First point (Point A): Since the lateral strain is low during the first ascending branch, there is no significant confinement effectiveness in this region. However, there are still increases in stress and strain with respect to the unconfined situation, as the wrapping allows the integrity of the specimen to be conserved and allow further redistribution of stresses preventing evolution of local and early damages. The fibrous nature of the HPFRCC, and the potential non-uniform distribution of the fibers can lead to a more heterogeneous structure than ordinary concrete resulting with a scatter in the first axial strength and corresponding strains. Therefore, the mean and coefficient of variation values could be evaluated rather than employing a regression analysis for the point A. It should be stated that this scatter (with conservative consideration in the model) does not cause any significant problem, just because the axial strength has already been preserved and lost for a very short period.
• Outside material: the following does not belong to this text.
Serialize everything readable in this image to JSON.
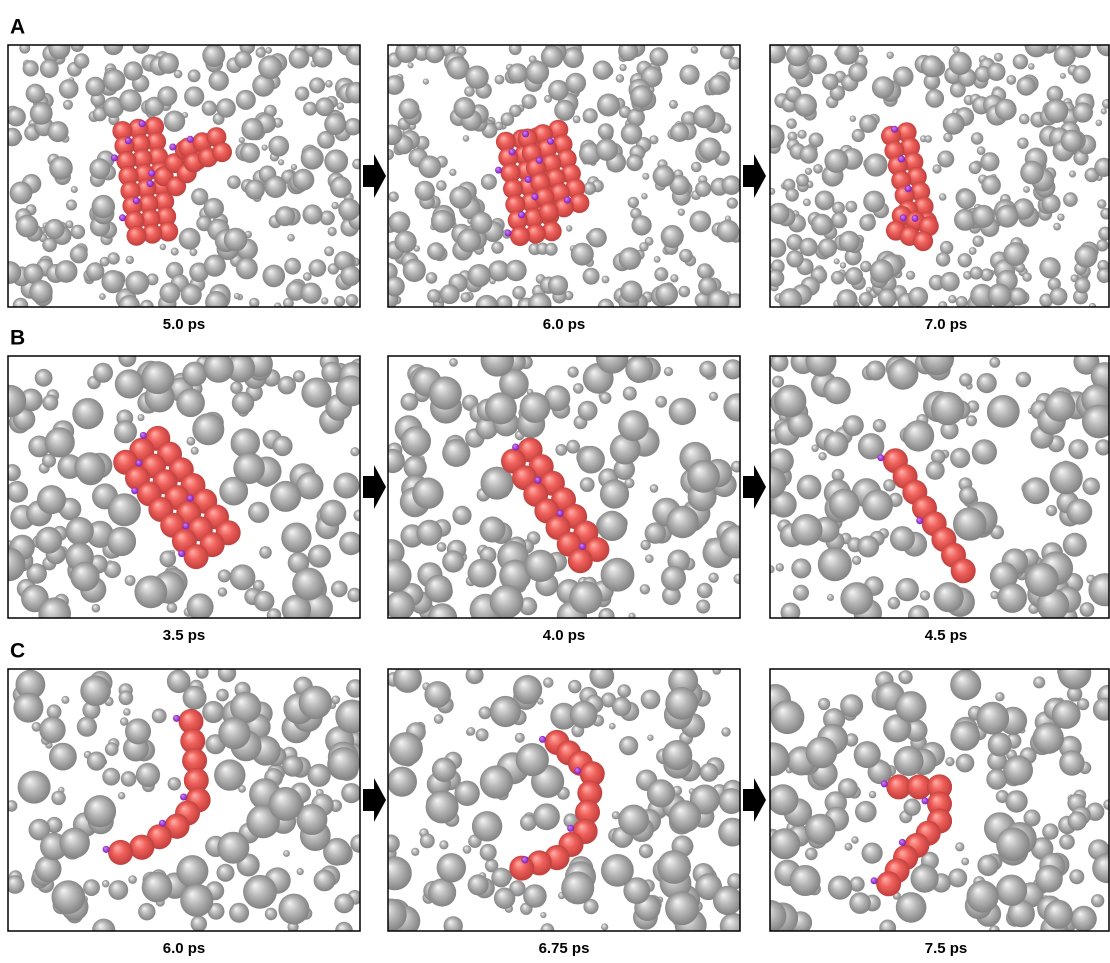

The stress at this point varies from 1.15 to 1.74 with corresponding mean and coefficient of variation of 1.42 and 0.10, respectively, where the strain is in the range of 1.23–1.83 with corresponding mean and coefficient of variation of 1.47 and 0.12, respectively. In this study, the stress and strain at point A are recommended as the minimum values obtained experimentally to remain on conservative side. Therefore, stress and strain can be determined by Equations (6) and (7), respectively.

f_c,1 = 1.15f_co

(6)

ε_c,1 = 1.20ε_co

(7)

Second point (Point B): When the first crack in HPFRCC occurs, the confinement pressure is low and the stress drop falls to a certain level where the specimen can solely carry. The stress at this point can be obtained by regression analysis and defined as in Equation (8). However, experimentally obtained strain values do not depend on the FRP thickness and, therefore, mean of experimental values can be considered in this case as given in Equation (9). AAE values for the stress and strain for point B are given in

Table 8. AAE values of the proposed model.

Point	Stress	Strain
B	0.03	0.04
C	0.11	0.06

. The standard deviation of these values is calculated as 0.007.

f_c,2 = f_co + 0.38f′_l

(8)

ε_c,2 =2.1ε_co

(9)

Third point (Point C): Point C is the ultimate point. Regression analysis is performed using experimental stress and strain values of this point and to predict these values, and Equations (10) and (11) are obtained.

f_c,3 = f_co + f′_l

(10)

ε_c,3 = ε_co + 6ε_co (f′_l/f_co)^0.7

(11)

To evaluate the prediction capability of the proposed model, average absolute error (AAE) values of stress and strain functions are calculated for Points B and C (Table 8). For Point A, AAE values are not calculated since this point is defined to be on the conservative side. As seen in Table 8, the model predictions are good in agreement with the corresponding test data.

6. Conclusions

Based on an experimental work on unconfined and CFRP confined circular HPFRCC specimens, the following conclusions can be drawn:

• When confined with CFRP sheets, the axial strength and ultimate strain capacity of the circular HPFRCC specimens are enhanced significantly. The higher is the number of CFRP layers, the more remarkable is the increase in peak compressive strength and ultimate axial strain.
• An average lateral FRP rupture strain of 0.006 and corresponding strain efficiency factor of 0.35 are obtained for HPFRCC confined by CFRP sheets. The values of these two key characteristics are observed to be less than FRP confined NSC and HSC. After the first ascending branch in the stress–strain curves, due to the different nature of HPFRCC in comparison with ordinary concrete, confinement pressure changed by local concentration of stresses resulting with lower hoop rupture strains and corresponding strain efficiency factors.
• Investigation of five available models showed that only the model developed by Lim and Ozbakkaloglu [26] is in Category I in terms of axial strength and ultimate strain prediction performances. As seen Figure 5 and Figure 6, the predictions of the models are generally less accurate for axial strength and ultimate axial strain when stiffness of the FRP jacket is high. Obviously, there is a need for further research for different ranges of effective parameters, particularly for heavily confined HPFRCC.